My breath hitched. I wanted to push him away. I wanted to tell him that I hated his eyes, hated his grip, and hated the way he made the world feel small and suffocating.
But my hands stayed frozen against his chest, feeling the steady, rhythmic beat of a man who was never afraid. He was a mountain, and I was just the wind breaking against him.
"Vitals are stabilizing," Borislav's voice interrupted, sounding bored as he watched our biometric data on his screens. "Go to the medical wing. Get your haptic burns treated.
You have four hours before the next analysis. Don't be late, or I'll consider you a casualty of the training."
Miran released me so abruptly I nearly fell again. He turned toward the exit, the cylinder still gripped in his hand.
"Wait," I called out, my voice finally finding its strength as he reached the door. "Why did you catch me? In the dark zone. You told me you'd let the sensors fry me if I tripped."
Miran paused, his silhouette cutting a sharp, dark line against the bright lights of the hallway. He didn't look back. He didn't even tilt his head.
"A dead thief can't open the vault, Seol-wol," he said coldly. "Don't mistake utility for interest. You are a tool. If the tool breaks before the job is done, it's a waste of my time."
He disappeared into the hall, the heavy door hissing shut behind him.
"Utility, my ass," Junseo muttered from the floor, finally pushing himself up and rubbing his chest where the shock had hit him.
"Hyung, did you see his face?

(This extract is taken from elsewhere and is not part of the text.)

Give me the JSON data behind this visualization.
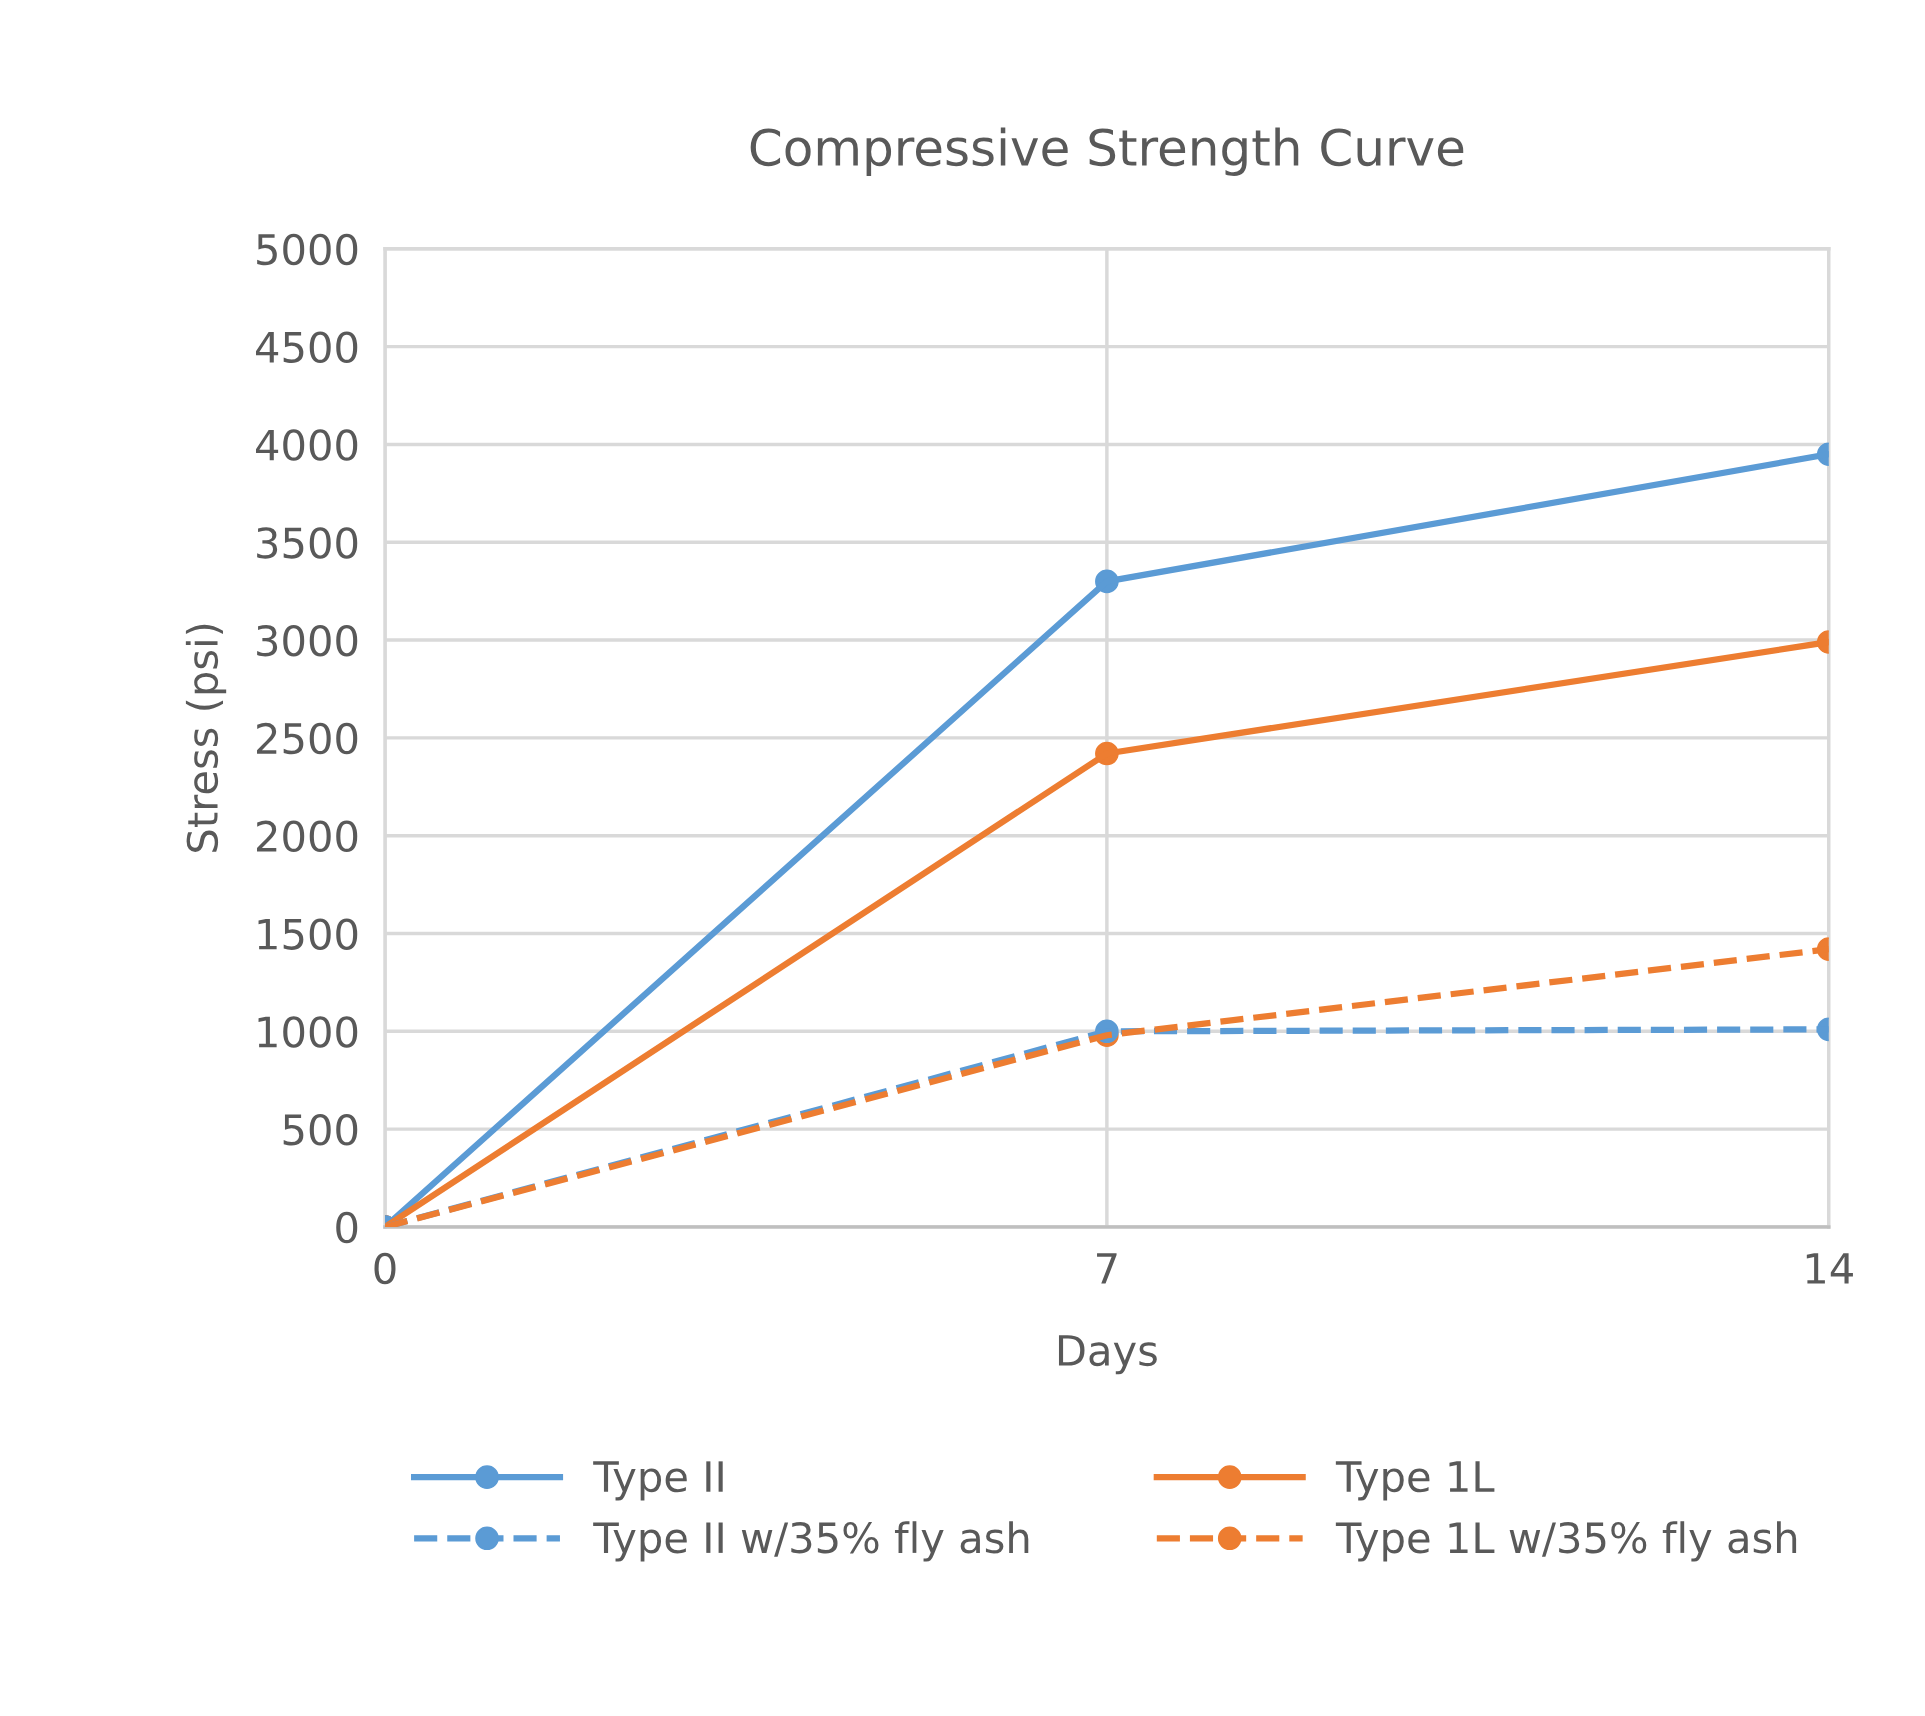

The way he looks at you... it's like he's trying to decide whether to kill you or keep you in a cage. I don't like it. He's looking at you like you're something he owns, not a teammate."

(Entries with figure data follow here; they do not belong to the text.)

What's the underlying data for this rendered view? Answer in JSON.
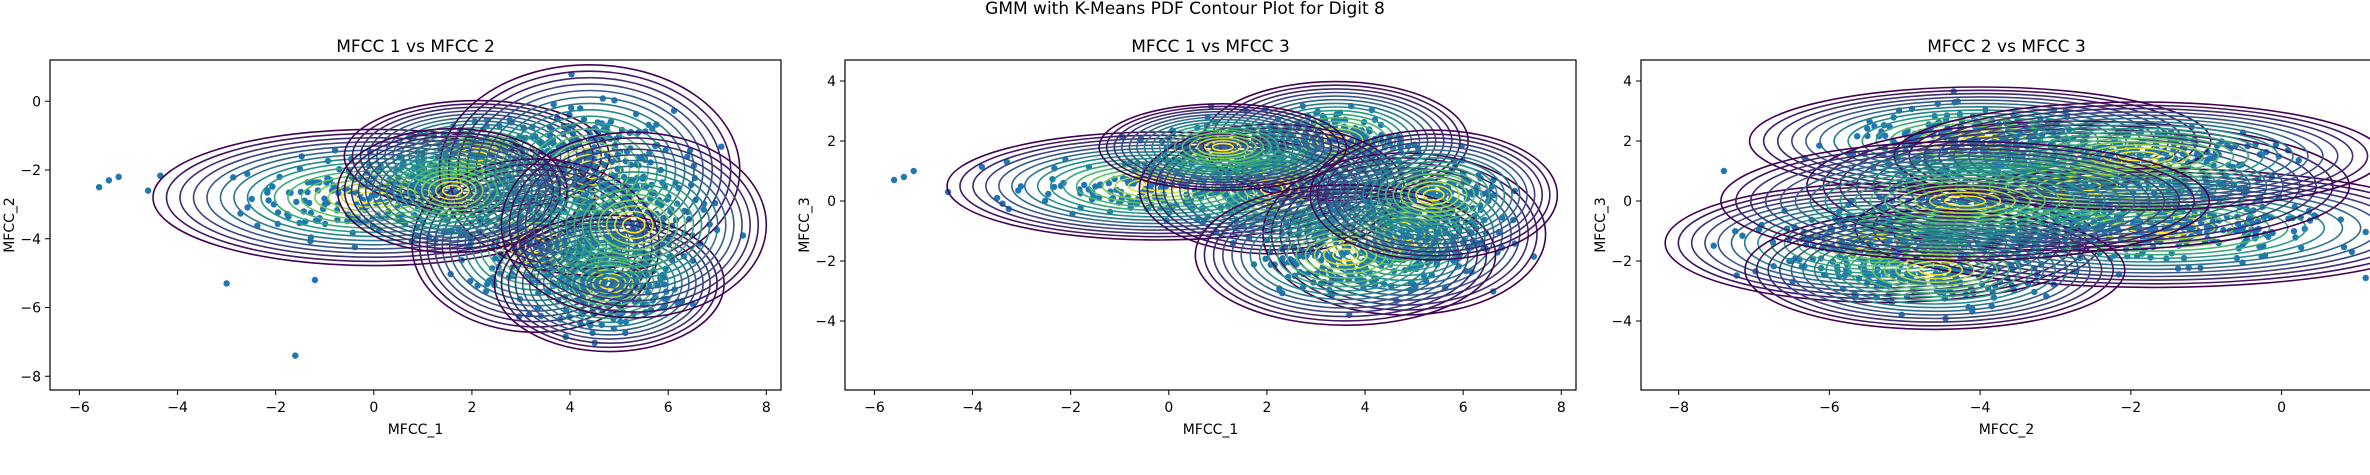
{
  "figure": {
    "suptitle": "GMM with K-Means PDF Contour Plot for Digit 8"
  },
  "style": {
    "point_color": "#1f77b4",
    "contour_colormap": [
      "#440154",
      "#3b528b",
      "#21918c",
      "#5ec962",
      "#fde725"
    ]
  },
  "chart_data": [
    {
      "type": "scatter",
      "title": "MFCC 1 vs MFCC 2",
      "xlabel": "MFCC_1",
      "ylabel": "MFCC_2",
      "xlim": [
        -6.6,
        8.3
      ],
      "ylim": [
        -8.4,
        1.2
      ],
      "xticks": [
        -6,
        -4,
        -2,
        0,
        2,
        4,
        6,
        8
      ],
      "yticks": [
        -8,
        -6,
        -4,
        -2,
        0
      ],
      "outliers": [
        [
          -5.6,
          -2.5
        ],
        [
          -5.4,
          -2.3
        ],
        [
          -5.2,
          -2.2
        ],
        [
          -1.6,
          -7.4
        ],
        [
          -3.0,
          -5.3
        ],
        [
          -1.2,
          -5.2
        ],
        [
          -4.6,
          -2.6
        ]
      ],
      "clusters": [
        {
          "mean": [
            0.0,
            -2.8
          ],
          "sx": 1.25,
          "sy": 0.55,
          "weight": 0.14
        },
        {
          "mean": [
            2.1,
            -1.6
          ],
          "sx": 0.75,
          "sy": 0.45,
          "weight": 0.12
        },
        {
          "mean": [
            4.4,
            -2.0
          ],
          "sx": 0.85,
          "sy": 0.85,
          "weight": 0.2
        },
        {
          "mean": [
            3.3,
            -4.2
          ],
          "sx": 0.7,
          "sy": 0.7,
          "weight": 0.14
        },
        {
          "mean": [
            4.8,
            -5.3
          ],
          "sx": 0.65,
          "sy": 0.55,
          "weight": 0.2
        },
        {
          "mean": [
            1.6,
            -2.6
          ],
          "sx": 0.65,
          "sy": 0.5,
          "weight": 0.1
        },
        {
          "mean": [
            5.3,
            -3.6
          ],
          "sx": 0.75,
          "sy": 0.75,
          "weight": 0.1
        }
      ]
    },
    {
      "type": "scatter",
      "title": "MFCC 1 vs MFCC 3",
      "xlabel": "MFCC_1",
      "ylabel": "MFCC_3",
      "xlim": [
        -6.6,
        8.3
      ],
      "ylim": [
        -6.3,
        4.7
      ],
      "xticks": [
        -6,
        -4,
        -2,
        0,
        2,
        4,
        6,
        8
      ],
      "yticks": [
        -4,
        -2,
        0,
        2,
        4
      ],
      "outliers": [
        [
          -5.6,
          0.7
        ],
        [
          -5.4,
          0.8
        ],
        [
          -5.2,
          1.0
        ],
        [
          -4.5,
          0.3
        ],
        [
          -3.5,
          0.1
        ]
      ],
      "clusters": [
        {
          "mean": [
            -0.2,
            0.5
          ],
          "sx": 1.2,
          "sy": 0.5,
          "weight": 0.14
        },
        {
          "mean": [
            3.4,
            2.0
          ],
          "sx": 0.75,
          "sy": 0.55,
          "weight": 0.16
        },
        {
          "mean": [
            2.1,
            0.4
          ],
          "sx": 0.75,
          "sy": 0.6,
          "weight": 0.16
        },
        {
          "mean": [
            4.8,
            -1.1
          ],
          "sx": 0.8,
          "sy": 0.75,
          "weight": 0.22
        },
        {
          "mean": [
            3.6,
            -1.8
          ],
          "sx": 0.85,
          "sy": 0.65,
          "weight": 0.12
        },
        {
          "mean": [
            1.1,
            1.8
          ],
          "sx": 0.7,
          "sy": 0.4,
          "weight": 0.1
        },
        {
          "mean": [
            5.4,
            0.2
          ],
          "sx": 0.7,
          "sy": 0.6,
          "weight": 0.1
        }
      ]
    },
    {
      "type": "scatter",
      "title": "MFCC 2 vs MFCC 3",
      "xlabel": "MFCC_2",
      "ylabel": "MFCC_3",
      "xlim": [
        -8.5,
        1.2
      ],
      "ylim": [
        -6.3,
        4.7
      ],
      "xticks": [
        -8,
        -6,
        -4,
        -2,
        0
      ],
      "yticks": [
        -4,
        -2,
        0,
        2,
        4
      ],
      "outliers": [
        [
          -7.4,
          1.0
        ],
        [
          -6.9,
          -0.8
        ],
        [
          -6.5,
          -2.0
        ]
      ],
      "clusters": [
        {
          "mean": [
            -4.0,
            2.0
          ],
          "sx": 0.85,
          "sy": 0.5,
          "weight": 0.16
        },
        {
          "mean": [
            -5.3,
            -1.4
          ],
          "sx": 0.8,
          "sy": 0.55,
          "weight": 0.14
        },
        {
          "mean": [
            -1.7,
            -0.9
          ],
          "sx": 1.1,
          "sy": 0.55,
          "weight": 0.22
        },
        {
          "mean": [
            -2.7,
            0.5
          ],
          "sx": 1.0,
          "sy": 0.6,
          "weight": 0.14
        },
        {
          "mean": [
            -4.6,
            -2.3
          ],
          "sx": 0.7,
          "sy": 0.55,
          "weight": 0.12
        },
        {
          "mean": [
            -1.9,
            1.5
          ],
          "sx": 0.9,
          "sy": 0.5,
          "weight": 0.12
        },
        {
          "mean": [
            -4.2,
            0.0
          ],
          "sx": 0.9,
          "sy": 0.55,
          "weight": 0.1
        }
      ]
    }
  ]
}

"He doesn't own anything," I said, though the words felt hollow in my mouth.
I helped Junseo up, and we limped toward the medical wing. The hallways were silent, the other teams having already been "filtered" or sent to their own recovery wards. The medical wing was a sterile white nightmare, smelling of antiseptic and burnt hair.

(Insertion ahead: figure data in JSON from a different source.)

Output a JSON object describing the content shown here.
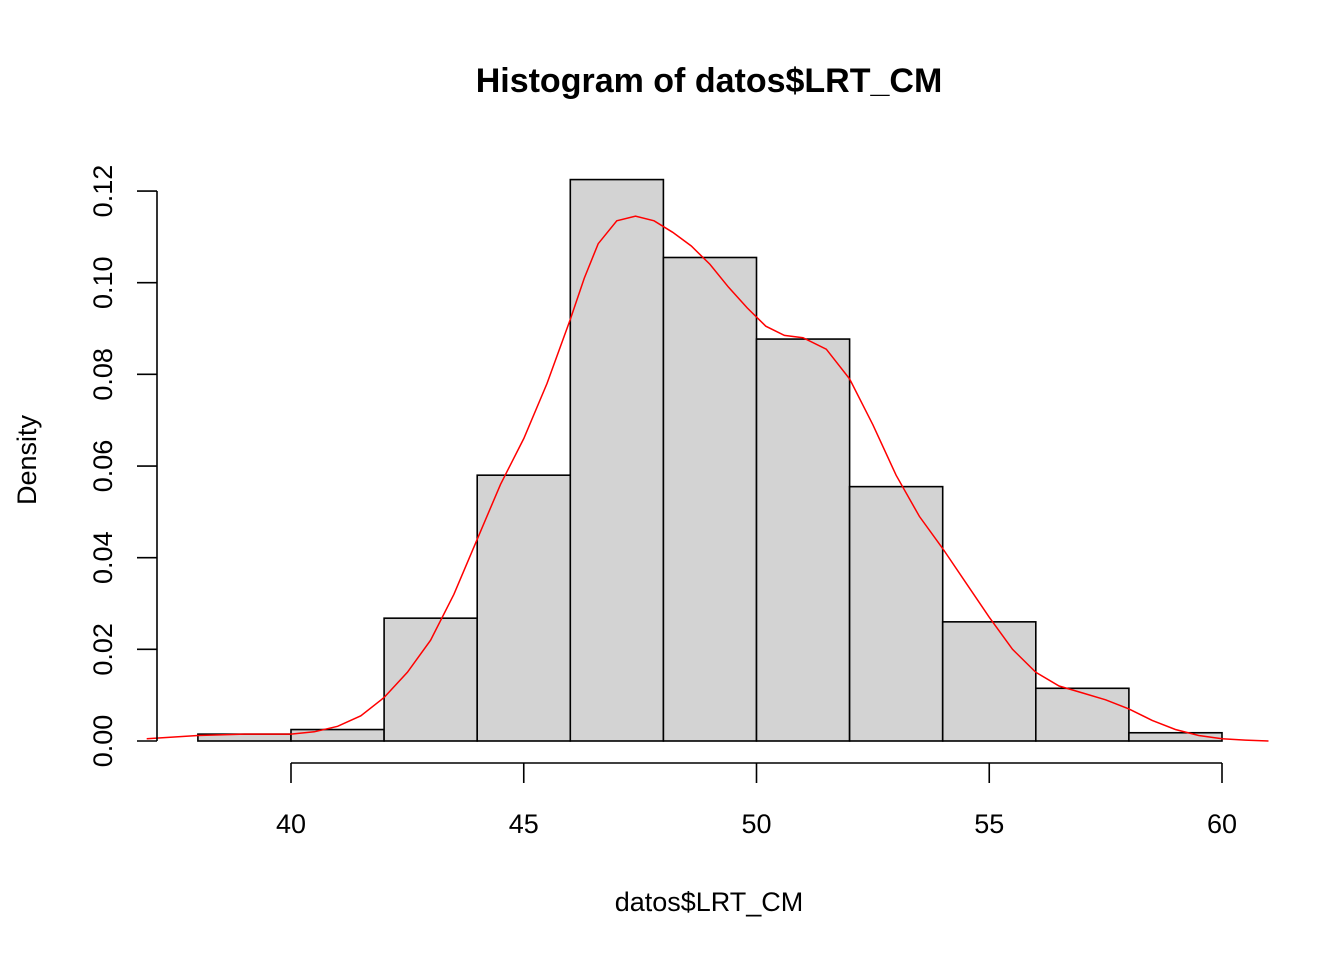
{
  "chart_data": {
    "type": "bar",
    "title": "Histogram of datos$LRT_CM",
    "xlabel": "datos$LRT_CM",
    "ylabel": "Density",
    "xlim": [
      37,
      61
    ],
    "ylim": [
      0,
      0.12
    ],
    "x_ticks": [
      40,
      45,
      50,
      55,
      60
    ],
    "x_tick_labels": [
      "40",
      "45",
      "50",
      "55",
      "60"
    ],
    "y_ticks": [
      0,
      0.02,
      0.04,
      0.06,
      0.08,
      0.1,
      0.12
    ],
    "y_tick_labels": [
      "0.00",
      "0.02",
      "0.04",
      "0.06",
      "0.08",
      "0.10",
      "0.12"
    ],
    "bin_edges": [
      38,
      40,
      42,
      44,
      46,
      48,
      50,
      52,
      54,
      56,
      58,
      60
    ],
    "values": [
      0.0015,
      0.0025,
      0.0268,
      0.058,
      0.1225,
      0.1055,
      0.0877,
      0.0555,
      0.026,
      0.0115,
      0.0018
    ],
    "bar_fill": "#d3d3d3",
    "bar_stroke": "#000000",
    "grid": false,
    "density_curve": {
      "color": "#ff0000",
      "x": [
        36.9,
        38.0,
        39.0,
        40.0,
        40.5,
        41.0,
        41.5,
        42.0,
        42.5,
        43.0,
        43.5,
        44.0,
        44.5,
        45.0,
        45.5,
        46.0,
        46.3,
        46.6,
        47.0,
        47.4,
        47.8,
        48.2,
        48.6,
        49.0,
        49.4,
        49.8,
        50.2,
        50.6,
        51.0,
        51.5,
        52.0,
        52.5,
        53.0,
        53.5,
        54.0,
        54.5,
        55.0,
        55.5,
        56.0,
        56.5,
        57.0,
        57.5,
        58.0,
        58.5,
        59.0,
        59.5,
        60.0,
        60.5,
        61.0
      ],
      "y": [
        0.0005,
        0.0012,
        0.0015,
        0.0015,
        0.002,
        0.0032,
        0.0055,
        0.0095,
        0.015,
        0.022,
        0.032,
        0.044,
        0.056,
        0.066,
        0.078,
        0.092,
        0.101,
        0.1085,
        0.1135,
        0.1145,
        0.1135,
        0.111,
        0.108,
        0.104,
        0.099,
        0.0945,
        0.0905,
        0.0885,
        0.088,
        0.0855,
        0.079,
        0.069,
        0.058,
        0.049,
        0.042,
        0.0345,
        0.027,
        0.02,
        0.015,
        0.012,
        0.0105,
        0.009,
        0.007,
        0.0045,
        0.0025,
        0.0012,
        0.0005,
        0.0002,
        0.0
      ]
    }
  }
}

As the droids scanned Junseo for internal nerve damage, I sat on the edge of a high metal cot, staring at the floor. My skin still felt hot where Miran had touched me. My chin still felt the ghost of his fingers.
I was starting to realize that the "cull" wasn't the most dangerous thing in this facility. It wasn't the turrets, the lasers, or Borislav's cruelty.
The most dangerous thing was the way Miran Konstantinov was starting to feel like the only solid thing in a world made of holograms and lies. And even worse? I was starting to wonder what it would feel like if his "interest" was actually real.